There are also fears that the firms' sales in the US, one of their biggest markets, may be hurt in the near term.
Both firms' shares fell 7% in Seoul.
Hyundai Motors was trading at 200,000 South Korean won while Kia Motors was down to 56,300 won early on Monday.
"We believe this could be a game-changing event in Hyundai's success story," James Yoon, an analyst at BNP Paribas was quoted as saying in a report by the Reuters news agency.
"We now find improvements in brand perception at risk due to faulty mileage claims, which are at the core of the brand's success during difficult times.
"We think the potential financial loss is immaterial compared to the potential reputational loss of brand equity."
The errors were discovered by the US Environmental Protection Agency (EPA).
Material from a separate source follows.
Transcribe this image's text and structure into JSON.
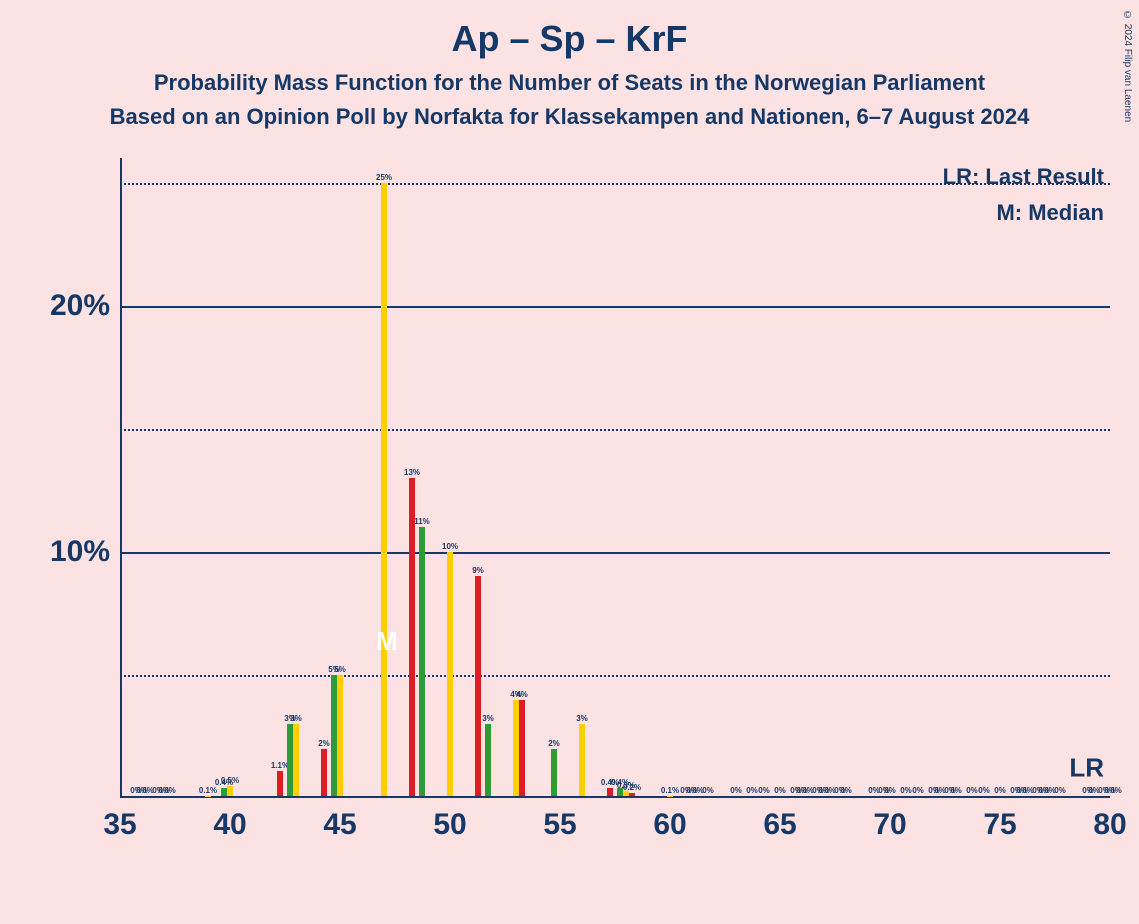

The agency said the firms had misstated claims on 13 models between them, including Hyundai's Elantra and Kia's Rio and Soul.
However, the carmakers blamed "procedural errors at testing facilities in Korea" for the faulty mileage claims.
The firms said they would issue debit cards to the owners of these vehicles to reimburse them for the higher-than-expected fuel costs, based on the difference between their actual mileages and the firms' claimed mileages.
Consumers will be able to top-up their debit cards for as long as they own the vehicle.
The companies say they will pay an additional 15% over and above the reimbursement amount "as an acknowledgement of the inconvenience" to consumers.
Previous owners of affected vehicles, who have already sold their cars, will also be reimbursed.
"As a customer-focused organization, we are fully committed to providing consumers with complete and accurate information, and deeply regret the errors were made," said Byung Mo Ahn, group president and chief executive, Kia Motors America.